Traditionally, the two biovars are differentiated using a nitrate reduction test, in which equi is positive, and ovis is negative [56]. Figure 3 highlights the cluster of genes related to nitrate reduction in Mexican equi strains with the black rectangle. The Protein Family Sorter tool [57] was used to search for genes or clusters of genes that may be used to differentiate the biovars. Within the six genomes of the present study, we found the cluster of genes that is related to proteins of type III restriction-modification (RM) systems [58, 59] exclusively in the biovar ovis (highlighted in blue in Fig. 2). A cluster of genes related to the proteins of Clustered Regularly Interspaced Short Palindromic Repeats (CRISPR-Cas) systems, probably belonging to type I-E [60], was found exclusively in the biovar equi (highlighted in blue in Fig. 3). Both systems work as protection systems, defending the bacteria against exogenous DNA. We analyzed 40 other sequenced strains of C. pseudotuberculosis to confirm these results in other strains. The same pattern was observed.

RM systems have two main components, a DNA methyltransferase, and a restriction endonuclease. The first one methylates the DNA in possible cleavage sites; the second one is responsible for the cleavage of DNA from external sources [61]. A good review of RM systems can be found in [62]. CRISPR-Cas systems are adaptive immune systems in bacteria and archaea. They use a complex of proteins known as Cas that are responsible for acquiring new, short sequences of external sources (exogenous genetic elements). These short sequences are incorporated into the bacterial chromosome and are called CRISPRs. The CRISPRs are transcribed into small RNAs that guide the Cas proteins to recognize and cleave foreign DNA, protecting the bacterial genome [63]. Reviews of CRISPR-Cas systems can be found in [63,64,65].
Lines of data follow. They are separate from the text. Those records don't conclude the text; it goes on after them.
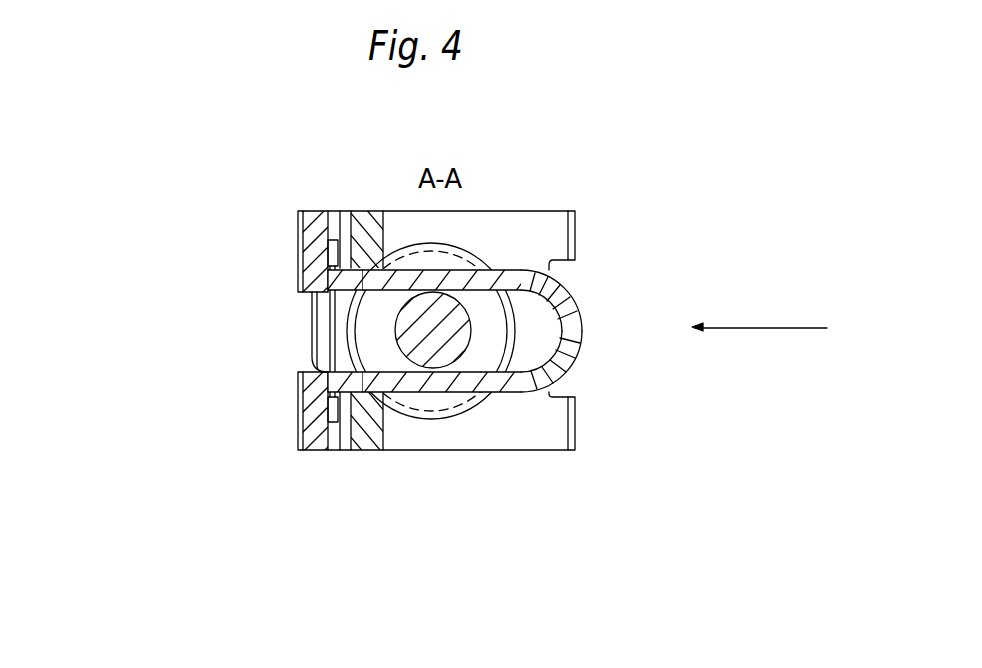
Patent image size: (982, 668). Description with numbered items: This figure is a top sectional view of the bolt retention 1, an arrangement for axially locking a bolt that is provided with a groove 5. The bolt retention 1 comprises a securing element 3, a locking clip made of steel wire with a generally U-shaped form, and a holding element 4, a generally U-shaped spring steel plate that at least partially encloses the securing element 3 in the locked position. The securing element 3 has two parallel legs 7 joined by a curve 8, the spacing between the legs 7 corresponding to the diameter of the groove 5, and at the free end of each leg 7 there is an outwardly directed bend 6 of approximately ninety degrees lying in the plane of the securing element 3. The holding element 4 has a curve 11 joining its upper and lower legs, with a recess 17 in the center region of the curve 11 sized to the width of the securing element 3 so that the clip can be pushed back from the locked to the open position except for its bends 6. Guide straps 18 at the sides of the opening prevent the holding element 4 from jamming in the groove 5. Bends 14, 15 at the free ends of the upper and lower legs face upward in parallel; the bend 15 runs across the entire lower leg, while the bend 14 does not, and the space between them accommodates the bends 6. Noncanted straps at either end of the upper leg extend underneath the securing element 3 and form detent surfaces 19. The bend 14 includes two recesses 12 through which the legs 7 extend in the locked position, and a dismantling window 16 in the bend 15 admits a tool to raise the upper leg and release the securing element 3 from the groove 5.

The bolt retention 1 is at (550, 155).
The securing element 3 is at (495, 400).
The holding element 4 is at (547, 237).
The groove 5 is at (455, 245).
The bend 6 is at (316, 214).
The leg 7 is at (516, 385).
The curve 8 is at (583, 316).
The curve 11 is at (582, 245).
The recess 12 is at (328, 283).
The bend 14 is at (315, 353).
The bend 15 is at (292, 232).
The dismantling window 16 is at (303, 334).
The recess 17 is at (587, 350).
The guide strap 18 is at (537, 383).
The detent surface 19 is at (318, 212).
Possible new drug targets were predicted using the Specialty Genes Search from the Pathosystems Resource Integration Center (PATRIC) bioinformatics resource center [66]. The result shows a new putative target, the gene nrdF2, for five of the six strains used in the present study. In the C. pseudotuberculosis MEX30 strain, this gene is annotated as a pseudogene, which can explain why it was not considered a putative target. The product of this gene is the small subunit of ribonucleotide reductase (RNR) which is involved in dNTP (deoxynucleotide triphosphate) synthesis that reduces ribonucleotides to nucleotides. The RNRs can be classified into three classes (I, II and III). Class I is oxygen dependent and has two subclasses (Ia and Ib). Class Ia is coded by nrdA and nrdB genes; class Ib is coded by nrdE and nrdF. Therefore, the RNR found in the biovar ovis strains belongs to class Ib [67]. Previous studies [68,69,70] show the importance of this gene for growth under normal conditions (in vitro) in Mycobacterium tuberculosis , Corynebacterium ammoniagenes and Corynebacterium glutamicum . Additionally, other studies have pointed to this gene as a potential target of M. tuberculosis vaccine [70,71,72].

Conclusions

In the present study, we investigated six strains of C. pseudotuberculosis from different hosts and their sequenced genomes, the first whole-genome investigation of this organism from Mexico. The phylogenomic analysis suggested that the genetic structure of Ovis is more influenced by animal transportation than host preference. An in silico analysis of protein families showed two important clusters that may differentiate the biovars equi and ovis. Also, the present work identified a new putative drug target against C. pseudotuberculosis , the gene nrdF2, which has been previously described as a potential vaccine target [70,71,72]. Further in silico and in vitro analyses are required to validate these findings. Those results could provide a better understanding of this organism and its mechanisms of virulence and pathogenesis, as well as develop new diagnoses, vaccines, and treatments.